The current economy makes it even harder for Japanese workers to go home on time, and the results of overwork have power to be destructive

By Ian Rowley and Hiroko Tashiro

Watch original video:

YOSHIKAZU TSUNO/AFP/Getty Images

In the last year or so, life appeared to be getting in a more excellent way for Japan’s long-suffering workers. Sure, salarymen quiescent toil far-reaching into the evening and are expected to guzzle through their bosses after hours. But employers, at the behest of government, be in possession of been taking steps to ease workloads, and recent cases suggest Japan’s judiciary is more willing to side with employees who sue companies—a direction that could lead to a better equilibrium betwixt end job-work demands and a laborer’s private life.
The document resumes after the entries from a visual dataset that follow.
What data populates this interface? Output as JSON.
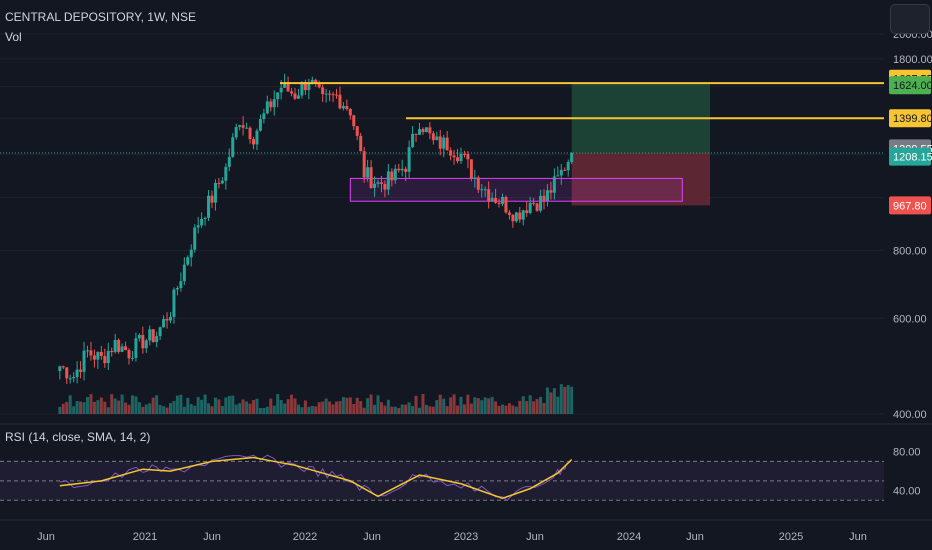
{
  "header": {
    "symbol_line": "CENTRAL DEPOSITORY, 1W, NSE",
    "volume_label": "Vol",
    "rsi_label": "RSI (14, close, SMA, 14, 2)"
  },
  "colors": {
    "background": "#131722",
    "up": "#26a69a",
    "down": "#ef5350",
    "level_line": "#f7c531",
    "rsi_line": "#7e57c2",
    "rsi_ma": "#f7c531",
    "box": "#e040fb",
    "target_zone": "#1f4a3a",
    "stop_zone": "#6a2a35"
  },
  "price_axis": {
    "labels": [
      "2000.00",
      "1800.00",
      "800.00",
      "600.00",
      "400.00"
    ],
    "badges": [
      {
        "text": "1627.55",
        "kind": "yellow"
      },
      {
        "text": "1624.00",
        "kind": "green"
      },
      {
        "text": "1399.80",
        "kind": "yellow"
      },
      {
        "text": "1209.55",
        "kind": "gray"
      },
      {
        "text": "1208.15",
        "kind": "teal"
      },
      {
        "text": "967.80",
        "kind": "red"
      }
    ]
  },
  "rsi_axis": {
    "labels": [
      "80.00",
      "40.00"
    ]
  },
  "time_axis": {
    "labels": [
      "Jun",
      "2021",
      "Jun",
      "2022",
      "Jun",
      "2023",
      "Jun",
      "2024",
      "Jun",
      "2025",
      "Jun"
    ]
  },
  "chart_data": {
    "type": "candlestick",
    "title": "CENTRAL DEPOSITORY, 1W, NSE",
    "y_scale": "log",
    "ylim": [
      400,
      2000
    ],
    "x_start": "2020-03",
    "x_end": "2025-09",
    "horizontal_levels": [
      1624.0,
      1399.8
    ],
    "last_price": 1208.15,
    "previous_close": 1209.55,
    "position": {
      "entry": 1208.15,
      "target": 1627.55,
      "stop": 967.8,
      "start": "2023-08",
      "end": "2024-06"
    },
    "support_zone": {
      "low": 985,
      "high": 1085,
      "start": "2022-04",
      "end": "2024-04"
    },
    "weekly_close_series": [
      {
        "date": "2020-07",
        "close": 490
      },
      {
        "date": "2020-08",
        "close": 470
      },
      {
        "date": "2020-09",
        "close": 520
      },
      {
        "date": "2020-10",
        "close": 505
      },
      {
        "date": "2020-11",
        "close": 540
      },
      {
        "date": "2020-12",
        "close": 520
      },
      {
        "date": "2021-01",
        "close": 545
      },
      {
        "date": "2021-02",
        "close": 560
      },
      {
        "date": "2021-03",
        "close": 620
      },
      {
        "date": "2021-04",
        "close": 750
      },
      {
        "date": "2021-05",
        "close": 900
      },
      {
        "date": "2021-06",
        "close": 1000
      },
      {
        "date": "2021-07",
        "close": 1130
      },
      {
        "date": "2021-08",
        "close": 1400
      },
      {
        "date": "2021-09",
        "close": 1300
      },
      {
        "date": "2021-10",
        "close": 1450
      },
      {
        "date": "2021-11",
        "close": 1600
      },
      {
        "date": "2021-12",
        "close": 1550
      },
      {
        "date": "2022-01",
        "close": 1650
      },
      {
        "date": "2022-02",
        "close": 1500
      },
      {
        "date": "2022-03",
        "close": 1540
      },
      {
        "date": "2022-04",
        "close": 1450
      },
      {
        "date": "2022-05",
        "close": 1110
      },
      {
        "date": "2022-06",
        "close": 1060
      },
      {
        "date": "2022-07",
        "close": 1080
      },
      {
        "date": "2022-08",
        "close": 1150
      },
      {
        "date": "2022-09",
        "close": 1390
      },
      {
        "date": "2022-10",
        "close": 1260
      },
      {
        "date": "2022-11",
        "close": 1255
      },
      {
        "date": "2022-12",
        "close": 1200
      },
      {
        "date": "2023-01",
        "close": 1090
      },
      {
        "date": "2023-02",
        "close": 1020
      },
      {
        "date": "2023-03",
        "close": 980
      },
      {
        "date": "2023-04",
        "close": 930
      },
      {
        "date": "2023-05",
        "close": 980
      },
      {
        "date": "2023-06",
        "close": 990
      },
      {
        "date": "2023-07",
        "close": 1080
      },
      {
        "date": "2023-08",
        "close": 1208.15
      }
    ],
    "rsi_series": [
      {
        "date": "2020-07",
        "rsi": 45
      },
      {
        "date": "2020-10",
        "rsi": 50
      },
      {
        "date": "2021-01",
        "rsi": 62
      },
      {
        "date": "2021-03",
        "rsi": 60
      },
      {
        "date": "2021-06",
        "rsi": 70
      },
      {
        "date": "2021-09",
        "rsi": 74
      },
      {
        "date": "2021-12",
        "rsi": 66
      },
      {
        "date": "2022-02",
        "rsi": 58
      },
      {
        "date": "2022-04",
        "rsi": 50
      },
      {
        "date": "2022-06",
        "rsi": 34
      },
      {
        "date": "2022-09",
        "rsi": 56
      },
      {
        "date": "2022-12",
        "rsi": 47
      },
      {
        "date": "2023-03",
        "rsi": 32
      },
      {
        "date": "2023-05",
        "rsi": 42
      },
      {
        "date": "2023-07",
        "rsi": 58
      },
      {
        "date": "2023-08",
        "rsi": 72
      }
    ],
    "rsi_bands": [
      70,
      50,
      30
    ],
    "rsi_ylim": [
      20,
      90
    ]
  }
}
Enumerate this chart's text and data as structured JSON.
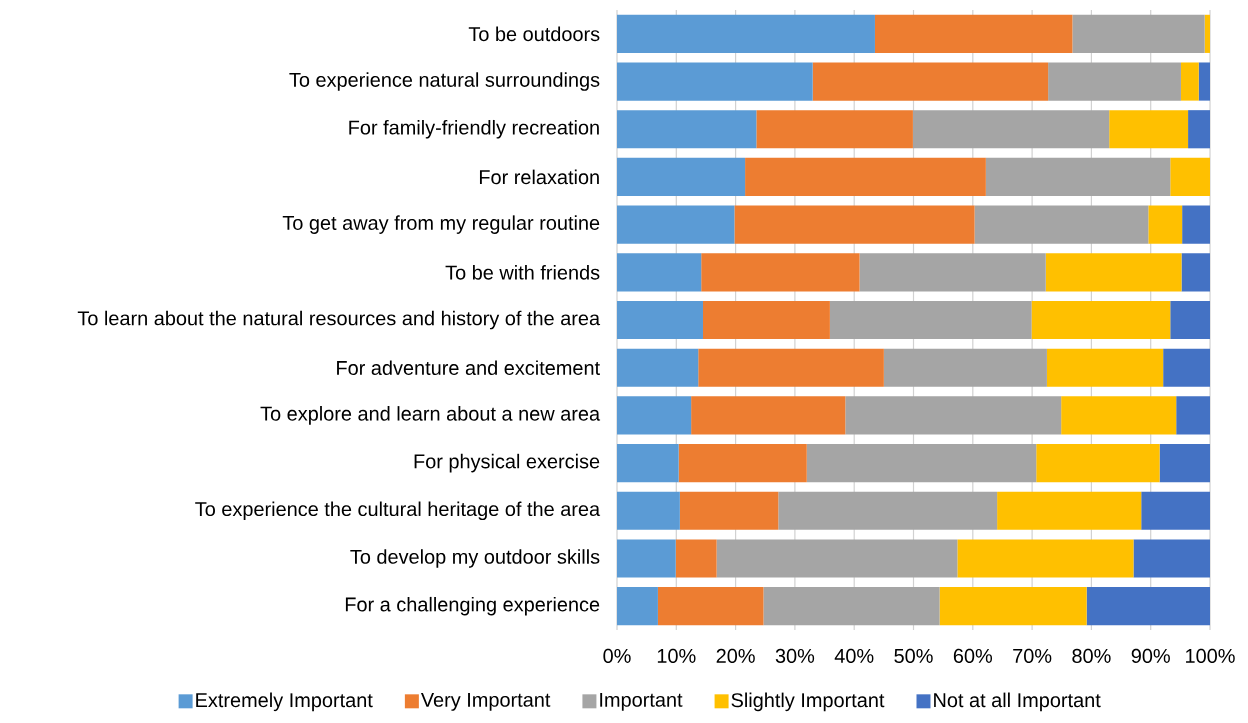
{
  "chart_data": {
    "type": "bar",
    "orientation": "horizontal",
    "stacked": true,
    "categories": [
      "To be outdoors",
      "To experience natural surroundings",
      "For family-friendly recreation",
      "For relaxation",
      "To get away from my regular routine",
      "To be with friends",
      "To learn about the natural resources and history of the area",
      "For adventure and excitement",
      "To explore and learn about a new area",
      "For physical exercise",
      "To experience the cultural heritage of the area",
      "To develop my outdoor skills",
      "For a challenging experience"
    ],
    "series": [
      {
        "name": "Extremely Important",
        "color": "#5b9bd5",
        "values": [
          43.5,
          33.0,
          23.5,
          21.6,
          19.8,
          14.2,
          14.5,
          13.7,
          12.5,
          10.4,
          10.6,
          9.9,
          6.9
        ]
      },
      {
        "name": "Very Important",
        "color": "#ed7d31",
        "values": [
          33.3,
          39.7,
          26.4,
          40.6,
          40.5,
          26.7,
          21.4,
          31.3,
          26.0,
          21.6,
          16.6,
          6.9,
          17.8
        ]
      },
      {
        "name": "Important",
        "color": "#a5a5a5",
        "values": [
          22.3,
          22.4,
          33.1,
          31.1,
          29.3,
          31.4,
          34.0,
          27.5,
          36.4,
          38.7,
          36.9,
          40.6,
          29.7
        ]
      },
      {
        "name": "Slightly Important",
        "color": "#ffc000",
        "values": [
          0.9,
          3.0,
          13.3,
          6.7,
          5.7,
          22.9,
          23.4,
          19.6,
          19.4,
          20.8,
          24.3,
          29.7,
          24.8
        ]
      },
      {
        "name": "Not at all Important",
        "color": "#4472c4",
        "values": [
          0,
          1.9,
          3.7,
          0,
          4.7,
          4.8,
          6.7,
          7.9,
          5.7,
          8.5,
          11.6,
          12.9,
          20.8
        ]
      }
    ],
    "xlim": [
      0,
      100
    ],
    "xticks": [
      {
        "value": 0,
        "label": "0%"
      },
      {
        "value": 10,
        "label": "10%"
      },
      {
        "value": 20,
        "label": "20%"
      },
      {
        "value": 30,
        "label": "30%"
      },
      {
        "value": 40,
        "label": "40%"
      },
      {
        "value": 50,
        "label": "50%"
      },
      {
        "value": 60,
        "label": "60%"
      },
      {
        "value": 70,
        "label": "70%"
      },
      {
        "value": 80,
        "label": "80%"
      },
      {
        "value": 90,
        "label": "90%"
      },
      {
        "value": 100,
        "label": "100%"
      }
    ],
    "grid": "x",
    "legend": "bottom"
  }
}
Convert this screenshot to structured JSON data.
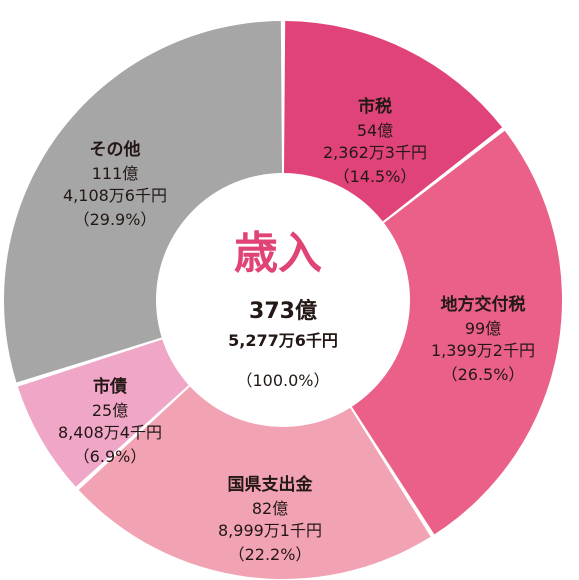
{
  "chart_data": {
    "type": "pie",
    "style": "donut",
    "center": {
      "title": "歳入",
      "total": "373億",
      "total_sub": "5,277万6千円",
      "percent": "（100.0%）"
    },
    "slices": [
      {
        "name": "市税",
        "amount_oku": "54億",
        "amount_rest": "2,362万3千円",
        "percent_label": "（14.5%）",
        "value": 14.5,
        "color": "#e0437a"
      },
      {
        "name": "地方交付税",
        "amount_oku": "99億",
        "amount_rest": "1,399万2千円",
        "percent_label": "（26.5%）",
        "value": 26.5,
        "color": "#ea6088"
      },
      {
        "name": "国県支出金",
        "amount_oku": "82億",
        "amount_rest": "8,999万1千円",
        "percent_label": "（22.2%）",
        "value": 22.2,
        "color": "#f2a3b3"
      },
      {
        "name": "市債",
        "amount_oku": "25億",
        "amount_rest": "8,408万4千円",
        "percent_label": "（6.9%）",
        "value": 6.9,
        "color": "#f0a6c6"
      },
      {
        "name": "その他",
        "amount_oku": "111億",
        "amount_rest": "4,108万6千円",
        "percent_label": "（29.9%）",
        "value": 29.9,
        "color": "#a6a6a6"
      }
    ]
  }
}
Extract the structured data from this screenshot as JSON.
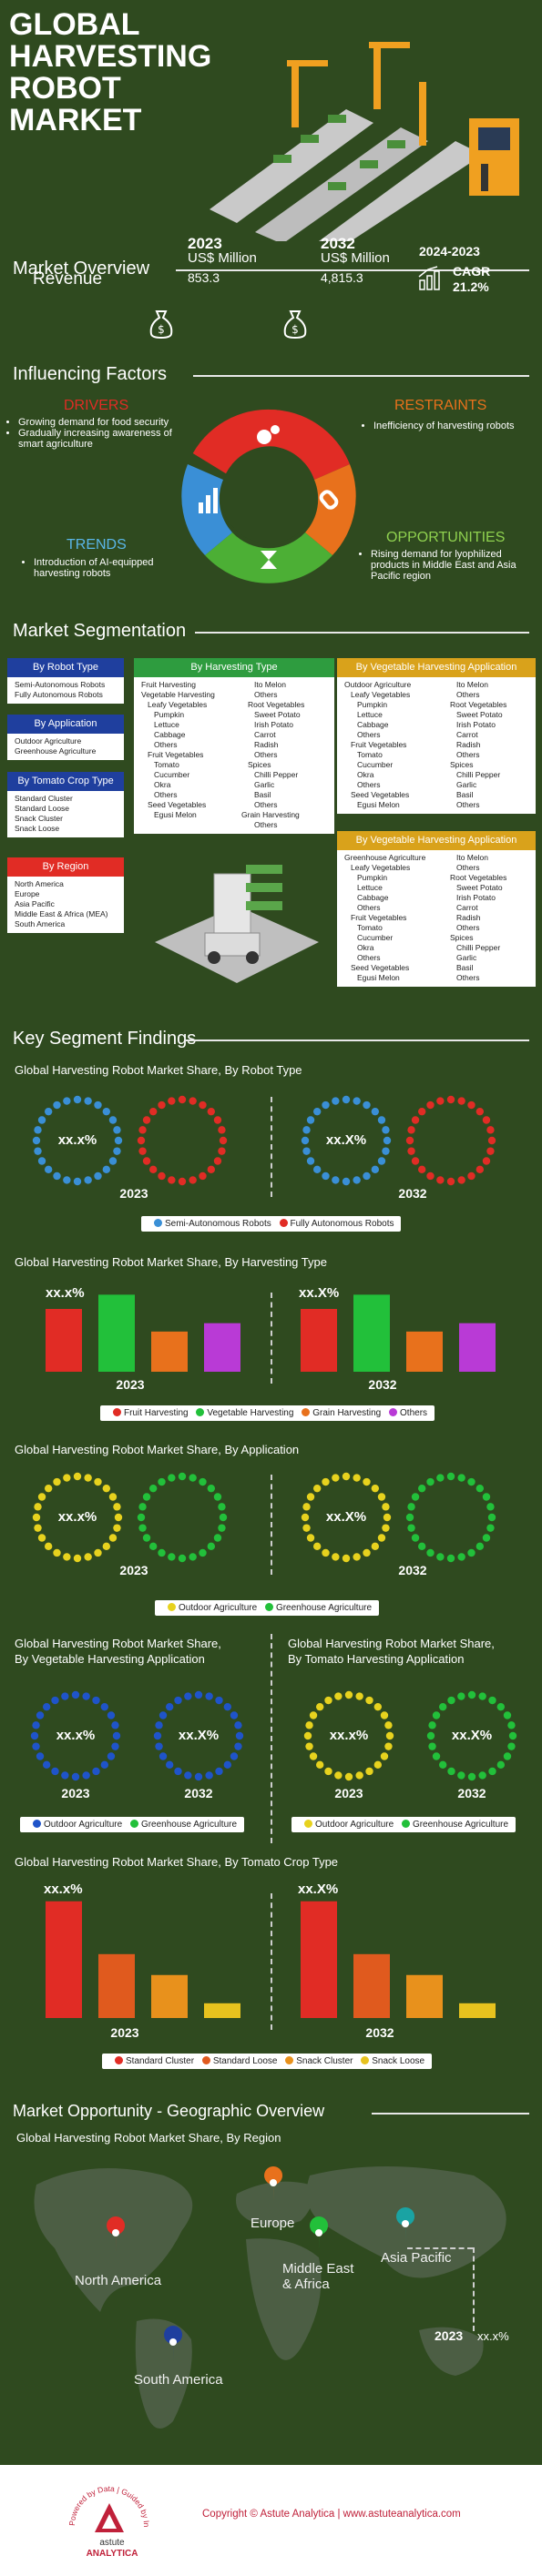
{
  "title_lines": [
    "GLOBAL",
    "HARVESTING",
    "ROBOT",
    "MARKET"
  ],
  "overview": {
    "title": "Market Overview",
    "revenue_label": "Revenue",
    "y2023": "2023",
    "y2023_unit": "US$ Million",
    "y2023_value": "853.3",
    "y2032": "2032",
    "y2032_unit": "US$ Million",
    "y2032_value": "4,815.3",
    "cagr_period": "2024-2023",
    "cagr_label": "CAGR",
    "cagr_value": "21.2%"
  },
  "influencing": {
    "title": "Influencing Factors",
    "drivers_title": "DRIVERS",
    "drivers": [
      "Growing demand for food security",
      "Gradually increasing awareness of smart agriculture"
    ],
    "restraints_title": "RESTRAINTS",
    "restraints": [
      "Inefficiency of harvesting robots"
    ],
    "trends_title": "TRENDS",
    "trends": [
      "Introduction of AI-equipped harvesting robots"
    ],
    "opportunities_title": "OPPORTUNITIES",
    "opportunities": [
      "Rising demand for lyophilized products in Middle East and Asia Pacific region"
    ]
  },
  "segmentation": {
    "title": "Market Segmentation",
    "robot_type": {
      "header": "By Robot Type",
      "items": [
        "Semi-Autonomous Robots",
        "Fully Autonomous Robots"
      ]
    },
    "application": {
      "header": "By Application",
      "items": [
        "Outdoor Agriculture",
        "Greenhouse Agriculture"
      ]
    },
    "tomato_crop": {
      "header": "By Tomato Crop Type",
      "items": [
        "Standard Cluster",
        "Standard Loose",
        "Snack Cluster",
        "Snack Loose"
      ]
    },
    "region": {
      "header": "By Region",
      "items": [
        "North America",
        "Europe",
        "Asia Pacific",
        "Middle East & Africa (MEA)",
        "South America"
      ]
    },
    "harvesting_type": {
      "header": "By Harvesting Type",
      "col1": [
        "Fruit Harvesting",
        "Vegetable Harvesting",
        "Leafy Vegetables",
        "Pumpkin",
        "Lettuce",
        "Cabbage",
        "Others",
        "Fruit Vegetables",
        "Tomato",
        "Cucumber",
        "Okra",
        "Others",
        "Seed Vegetables",
        "Egusi Melon"
      ],
      "col2": [
        "Ito Melon",
        "Others",
        "Root Vegetables",
        "Sweet Potato",
        "Irish Potato",
        "Carrot",
        "Radish",
        "Others",
        "Spices",
        "Chilli Pepper",
        "Garlic",
        "Basil",
        "Others",
        "Grain Harvesting",
        "Others"
      ]
    },
    "veg_app_1": {
      "header": "By Vegetable Harvesting Application",
      "col1": [
        "Outdoor Agriculture",
        "Leafy Vegetables",
        "Pumpkin",
        "Lettuce",
        "Cabbage",
        "Others",
        "Fruit Vegetables",
        "Tomato",
        "Cucumber",
        "Okra",
        "Others",
        "Seed Vegetables",
        "Egusi Melon"
      ],
      "col2": [
        "Ito Melon",
        "Others",
        "Root Vegetables",
        "Sweet Potato",
        "Irish Potato",
        "Carrot",
        "Radish",
        "Others",
        "Spices",
        "Chilli Pepper",
        "Garlic",
        "Basil",
        "Others"
      ]
    },
    "veg_app_2": {
      "header": "By Vegetable Harvesting Application",
      "col1": [
        "Greenhouse Agriculture",
        "Leafy Vegetables",
        "Pumpkin",
        "Lettuce",
        "Cabbage",
        "Others",
        "Fruit Vegetables",
        "Tomato",
        "Cucumber",
        "Okra",
        "Others",
        "Seed Vegetables",
        "Egusi Melon"
      ],
      "col2": [
        "Ito Melon",
        "Others",
        "Root Vegetables",
        "Sweet Potato",
        "Irish Potato",
        "Carrot",
        "Radish",
        "Others",
        "Spices",
        "Chilli Pepper",
        "Garlic",
        "Basil",
        "Others"
      ]
    }
  },
  "findings": {
    "title": "Key Segment Findings",
    "placeholder_a": "xx.x%",
    "placeholder_b": "xx.X%",
    "y2023": "2023",
    "y2032": "2032",
    "robot_title": "Global Harvesting Robot Market Share, By Robot Type",
    "robot_legend": [
      "Semi-Autonomous Robots",
      "Fully Autonomous Robots"
    ],
    "harvest_title": "Global Harvesting Robot Market Share, By Harvesting Type",
    "harvest_legend": [
      "Fruit Harvesting",
      "Vegetable Harvesting",
      "Grain Harvesting",
      "Others"
    ],
    "app_title": "Global Harvesting Robot Market Share, By Application",
    "app_legend": [
      "Outdoor Agriculture",
      "Greenhouse Agriculture"
    ],
    "veg_title_1": "Global Harvesting Robot Market Share,",
    "veg_title_2": "By Vegetable Harvesting Application",
    "tom_app_title_1": "Global Harvesting Robot Market Share,",
    "tom_app_title_2": "By Tomato Harvesting Application",
    "pair_legend": [
      "Outdoor Agriculture",
      "Greenhouse Agriculture"
    ],
    "tomato_title": "Global Harvesting Robot Market Share, By Tomato Crop Type",
    "tomato_legend": [
      "Standard Cluster",
      "Standard Loose",
      "Snack Cluster",
      "Snack Loose"
    ]
  },
  "chart_data": [
    {
      "type": "bar",
      "categories": [
        "Fruit Harvesting",
        "Vegetable Harvesting",
        "Grain Harvesting",
        "Others"
      ],
      "series": [
        {
          "values": [
            0.75,
            0.92,
            0.48,
            0.58
          ]
        }
      ],
      "groups": [
        "2023",
        "2032"
      ]
    },
    {
      "type": "bar",
      "categories": [
        "Standard Cluster",
        "Standard Loose",
        "Snack Cluster",
        "Snack Loose"
      ],
      "series": [
        {
          "values": [
            0.95,
            0.52,
            0.35,
            0.12
          ]
        }
      ],
      "groups": [
        "2023",
        "2032"
      ]
    }
  ],
  "geo": {
    "title": "Market Opportunity - Geographic Overview",
    "subtitle": "Global Harvesting Robot Market Share, By Region",
    "regions": [
      "North America",
      "Europe",
      "Middle East & Africa",
      "Asia Pacific",
      "South America"
    ],
    "callout_year": "2023",
    "callout_value": "xx.x%"
  },
  "footer": {
    "copyright": "Copyright © Astute Analytica  |  www.astuteanalytica.com",
    "logo_top": "Powered by Data | Guided by Intelligence",
    "logo_name": "astute",
    "logo_name2": "ANALYTICA"
  },
  "colors": {
    "bg": "#2f4a1f",
    "red": "#e12c25",
    "green": "#22c03a",
    "orange": "#e8711c",
    "purple": "#b93ad6",
    "blue": "#3a8fd6",
    "yellow": "#e7d21e",
    "navy": "#1f3f9e",
    "teal": "#1aa3a3"
  }
}
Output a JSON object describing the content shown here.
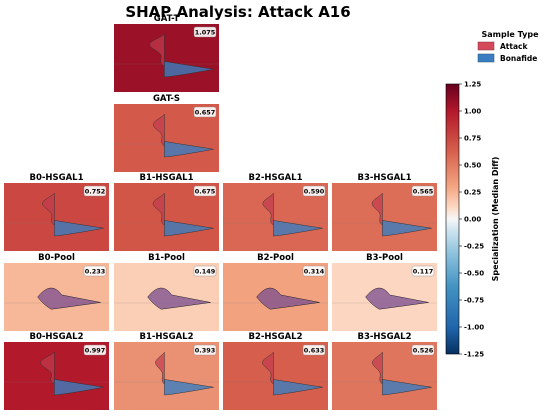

A 44-year-old engineer at automotive supplier Denso is one recent beneficiary. On Oct. 30, 2008, a addresses in Nagoya awarded $15,000 to the man, whose abounding renown hasn’t been officially revealed, because excessive demands at work contributed to his abasement. He had been operating 14 to 15 hours a day at Toyota ™, in which place he had been seconded to help develop diesel engine technology. After going back to Denso, he took six months off to recover from overwork but was demoted when he returned to his job. "It was important that the court recognized that the companies didn’t give enough consideration to the working environment," says the man, who pacify works at the automotive supplier. Toyota and Denso one as well as the other said that while they put on’t entirely agree with the finding, they won’t appeal the resolution.

A year ago a Tokyo court ruled that the Japanese arm of McDonald’sitting (MCD) had used illegal tactics to avoid paying for overtime. The court found McDonald’s had created phony management positions to avoid paying overtime, what one. regular workers if it be not that not managers are entitled to receive. Since the ruling, McDonald’s and other restaurant irons have said they have a mind make changes. A spokesman for McDonald’s in Tokyo declined to comment on whether the changes are yet in place, but says the company is alluring a "proactive stance" upon the body improving the work-life balance.

And in June 2008, Toyota began profitable 40,000 factory workers for participating in quality control programs outside normal hours. Until that time such work had theoretically been from inclination, but employees were typically expected to attend. That move followed a Nagoya pay court to firmness with regard to a 30-year-old Toyota employee who died suddenly in 2002 back more than 100 hours a month of unpaid, after-hours quality bridle work.

Rising Insecurity

Yet, for all the signs of progress, anyone thinking life is getting easier for Japanese workers may need to think again. The economic downturn is weakening demand because of Japanese exports, but it’s unlikely to slacken many workloads. Thousands of temporary workers are being laid off and job insecurity is rising, which means few workers will want to appear as though they are not busy. In any one instance, after years of downsizing, there aren’t as many people on the piece of work, so a worker who declines to put in overtime knows his colleagues will have to pick up the slack. "Workers in their 30s have to do their own jobs and the work that in the past time more junior workers would do," says Toshihiro Nagahama, an economist at Dai-Ichi Life Research Institute in Tokyo.